Ryan’s already sitting on the giant boulder that is our destination, looking flushed and triumphant. She stands when she sees us, puts her hands to her mouth, and lets out a whoop. Dad catches up to me and puts his arms up in the air like he’s crossing a finish line. I do too, because it really does feels like an accomplishment.
“Nicely done,” Ryan says, reaching down a hand to help me onto the rock. “I knew you guys would make it all the way to the top.”
“I didn’t,” I say, hoisting myself up.
Dad grabs hold of the rock and pulls himself up too, and we all stand there at the top of the ridge, looking over miles that separate our golden hills from the variegated blues of the ocean and the sky.
“Look at it,” Ryan says as we catch our breaths. “It feels so faraway, but really it’s right there.” She looks at me then. “You just have to see it—what’s in front of you. The forest for the trees, or the ocean over the hills.”

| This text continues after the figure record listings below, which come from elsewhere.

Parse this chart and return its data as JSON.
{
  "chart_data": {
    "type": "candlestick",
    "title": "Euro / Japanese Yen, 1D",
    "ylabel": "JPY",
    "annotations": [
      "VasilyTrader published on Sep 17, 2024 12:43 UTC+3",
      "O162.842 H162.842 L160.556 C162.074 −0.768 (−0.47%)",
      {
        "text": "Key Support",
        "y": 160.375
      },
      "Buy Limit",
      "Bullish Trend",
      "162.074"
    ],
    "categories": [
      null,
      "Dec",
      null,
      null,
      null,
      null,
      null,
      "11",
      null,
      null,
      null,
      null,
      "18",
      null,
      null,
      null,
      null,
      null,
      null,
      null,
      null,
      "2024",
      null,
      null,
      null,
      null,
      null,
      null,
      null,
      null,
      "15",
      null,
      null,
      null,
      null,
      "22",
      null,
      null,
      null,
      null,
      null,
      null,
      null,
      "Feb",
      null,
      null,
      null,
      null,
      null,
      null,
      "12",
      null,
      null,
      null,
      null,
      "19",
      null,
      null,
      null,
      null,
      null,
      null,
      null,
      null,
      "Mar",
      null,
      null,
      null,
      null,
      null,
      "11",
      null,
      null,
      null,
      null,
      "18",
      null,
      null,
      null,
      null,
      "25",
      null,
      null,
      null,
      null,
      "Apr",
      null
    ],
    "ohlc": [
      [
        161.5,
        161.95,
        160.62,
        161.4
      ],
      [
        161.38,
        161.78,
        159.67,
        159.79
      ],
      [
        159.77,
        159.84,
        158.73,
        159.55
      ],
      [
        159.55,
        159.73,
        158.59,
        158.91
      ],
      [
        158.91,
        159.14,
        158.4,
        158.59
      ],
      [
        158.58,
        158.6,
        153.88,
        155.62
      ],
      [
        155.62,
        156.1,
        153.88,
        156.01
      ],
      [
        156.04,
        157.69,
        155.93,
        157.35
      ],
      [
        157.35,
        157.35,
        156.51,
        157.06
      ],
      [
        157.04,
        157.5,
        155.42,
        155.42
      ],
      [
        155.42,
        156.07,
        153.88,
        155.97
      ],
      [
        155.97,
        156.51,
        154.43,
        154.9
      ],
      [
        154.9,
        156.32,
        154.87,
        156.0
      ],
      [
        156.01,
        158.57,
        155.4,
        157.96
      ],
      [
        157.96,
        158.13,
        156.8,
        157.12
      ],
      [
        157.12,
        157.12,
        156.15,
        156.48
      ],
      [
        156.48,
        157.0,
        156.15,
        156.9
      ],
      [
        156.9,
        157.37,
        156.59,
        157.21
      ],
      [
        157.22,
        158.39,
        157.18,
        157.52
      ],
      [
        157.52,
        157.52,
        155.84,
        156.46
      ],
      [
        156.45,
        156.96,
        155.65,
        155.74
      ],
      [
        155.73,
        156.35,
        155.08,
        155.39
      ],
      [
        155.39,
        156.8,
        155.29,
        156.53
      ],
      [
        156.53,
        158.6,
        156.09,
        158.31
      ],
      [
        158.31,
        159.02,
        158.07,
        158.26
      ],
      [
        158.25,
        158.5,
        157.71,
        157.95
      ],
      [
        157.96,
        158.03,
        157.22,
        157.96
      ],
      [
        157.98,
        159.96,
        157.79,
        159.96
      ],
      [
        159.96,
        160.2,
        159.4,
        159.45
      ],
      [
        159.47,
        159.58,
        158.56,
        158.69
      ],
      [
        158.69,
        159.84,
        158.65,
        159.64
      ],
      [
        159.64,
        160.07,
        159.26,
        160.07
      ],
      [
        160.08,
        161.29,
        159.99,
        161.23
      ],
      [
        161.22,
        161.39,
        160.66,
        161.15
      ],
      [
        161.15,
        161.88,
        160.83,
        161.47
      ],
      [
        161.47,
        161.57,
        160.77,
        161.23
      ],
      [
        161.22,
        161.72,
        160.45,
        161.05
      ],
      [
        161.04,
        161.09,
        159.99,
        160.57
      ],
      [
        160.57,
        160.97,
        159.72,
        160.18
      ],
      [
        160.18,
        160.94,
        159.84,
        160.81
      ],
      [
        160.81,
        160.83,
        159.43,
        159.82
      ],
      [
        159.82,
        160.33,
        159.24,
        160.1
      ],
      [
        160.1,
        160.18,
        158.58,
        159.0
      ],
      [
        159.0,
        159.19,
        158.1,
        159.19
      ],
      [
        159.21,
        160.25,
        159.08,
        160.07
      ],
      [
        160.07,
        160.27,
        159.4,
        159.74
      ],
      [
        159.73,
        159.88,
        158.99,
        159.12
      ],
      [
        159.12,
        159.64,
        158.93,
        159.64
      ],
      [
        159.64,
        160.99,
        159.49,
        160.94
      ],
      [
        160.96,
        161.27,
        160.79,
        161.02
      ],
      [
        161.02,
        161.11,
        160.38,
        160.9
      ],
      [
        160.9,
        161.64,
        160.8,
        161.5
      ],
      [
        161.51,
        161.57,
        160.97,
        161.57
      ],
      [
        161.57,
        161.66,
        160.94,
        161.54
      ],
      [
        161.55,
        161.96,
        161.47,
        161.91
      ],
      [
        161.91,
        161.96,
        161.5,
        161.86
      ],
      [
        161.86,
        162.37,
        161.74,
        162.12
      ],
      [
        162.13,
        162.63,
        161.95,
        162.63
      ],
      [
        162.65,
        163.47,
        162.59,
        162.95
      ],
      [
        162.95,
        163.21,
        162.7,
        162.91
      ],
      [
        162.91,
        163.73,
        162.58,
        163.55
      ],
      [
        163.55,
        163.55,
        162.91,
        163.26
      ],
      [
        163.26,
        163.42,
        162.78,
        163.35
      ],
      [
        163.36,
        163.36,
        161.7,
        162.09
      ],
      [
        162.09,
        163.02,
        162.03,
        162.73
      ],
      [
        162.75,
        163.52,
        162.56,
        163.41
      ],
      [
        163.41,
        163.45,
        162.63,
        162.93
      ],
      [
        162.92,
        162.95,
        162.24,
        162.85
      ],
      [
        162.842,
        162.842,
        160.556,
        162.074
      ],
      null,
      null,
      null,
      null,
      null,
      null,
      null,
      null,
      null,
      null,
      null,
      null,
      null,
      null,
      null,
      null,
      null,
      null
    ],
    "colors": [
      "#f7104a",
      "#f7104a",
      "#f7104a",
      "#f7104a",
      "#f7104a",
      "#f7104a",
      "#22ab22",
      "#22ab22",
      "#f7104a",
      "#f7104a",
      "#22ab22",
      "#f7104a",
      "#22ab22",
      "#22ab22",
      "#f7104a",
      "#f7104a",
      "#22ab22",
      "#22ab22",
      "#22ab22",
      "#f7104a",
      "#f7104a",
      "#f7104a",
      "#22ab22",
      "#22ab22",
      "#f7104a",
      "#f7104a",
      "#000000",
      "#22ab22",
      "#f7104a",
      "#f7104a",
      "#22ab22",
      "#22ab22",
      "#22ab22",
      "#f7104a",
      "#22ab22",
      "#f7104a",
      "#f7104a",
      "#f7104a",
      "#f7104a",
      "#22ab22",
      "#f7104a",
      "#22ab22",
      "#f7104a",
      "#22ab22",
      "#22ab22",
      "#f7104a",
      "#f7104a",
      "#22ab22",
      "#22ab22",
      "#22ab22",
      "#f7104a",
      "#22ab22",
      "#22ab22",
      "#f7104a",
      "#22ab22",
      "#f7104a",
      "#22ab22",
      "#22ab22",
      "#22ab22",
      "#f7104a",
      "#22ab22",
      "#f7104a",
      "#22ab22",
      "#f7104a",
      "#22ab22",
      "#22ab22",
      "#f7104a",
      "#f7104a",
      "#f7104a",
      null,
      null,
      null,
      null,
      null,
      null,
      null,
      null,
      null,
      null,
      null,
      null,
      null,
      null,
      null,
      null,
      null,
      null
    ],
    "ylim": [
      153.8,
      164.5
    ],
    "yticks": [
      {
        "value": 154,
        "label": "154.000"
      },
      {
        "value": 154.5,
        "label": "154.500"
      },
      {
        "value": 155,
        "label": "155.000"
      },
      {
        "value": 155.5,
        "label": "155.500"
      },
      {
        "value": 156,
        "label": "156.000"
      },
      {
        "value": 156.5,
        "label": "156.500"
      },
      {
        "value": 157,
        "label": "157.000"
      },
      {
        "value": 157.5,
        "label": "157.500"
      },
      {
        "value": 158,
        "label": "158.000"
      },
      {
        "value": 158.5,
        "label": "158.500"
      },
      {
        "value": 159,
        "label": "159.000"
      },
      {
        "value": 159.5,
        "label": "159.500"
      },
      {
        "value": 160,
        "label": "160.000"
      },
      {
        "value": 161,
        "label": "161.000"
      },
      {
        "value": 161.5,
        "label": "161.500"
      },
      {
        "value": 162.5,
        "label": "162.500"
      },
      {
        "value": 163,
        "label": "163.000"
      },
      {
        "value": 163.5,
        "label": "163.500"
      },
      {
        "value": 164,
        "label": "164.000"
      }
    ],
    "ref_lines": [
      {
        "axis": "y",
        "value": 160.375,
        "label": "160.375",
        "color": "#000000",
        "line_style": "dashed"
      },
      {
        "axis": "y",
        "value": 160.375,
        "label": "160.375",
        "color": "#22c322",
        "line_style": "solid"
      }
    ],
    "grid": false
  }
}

“Tell us more, O wise Ryan,” Dad says, still out of breath but clearly amused. When did you get so philosophical?”
Ryan rolls her eyes and nudges him with her elbow. “Last quarter, in philosophy.” Then she turns to us both. “Or . . .” She pauses and looks down at her feet for a moment, then back at our dad. “Either that, or a few days ago, when Ethan broke up with me at the airport,” she says flatly.
“What?” I can’t contain my shock.
“Ouch,” Dad says, wincing for her. “I’m sorry, sweetheart. That must’ve stung.”
“Yeah. But only for a day or two.” She kicks a pebble off the rock, and we all watch as it tumbles down the ridge. “I’m done with that now.”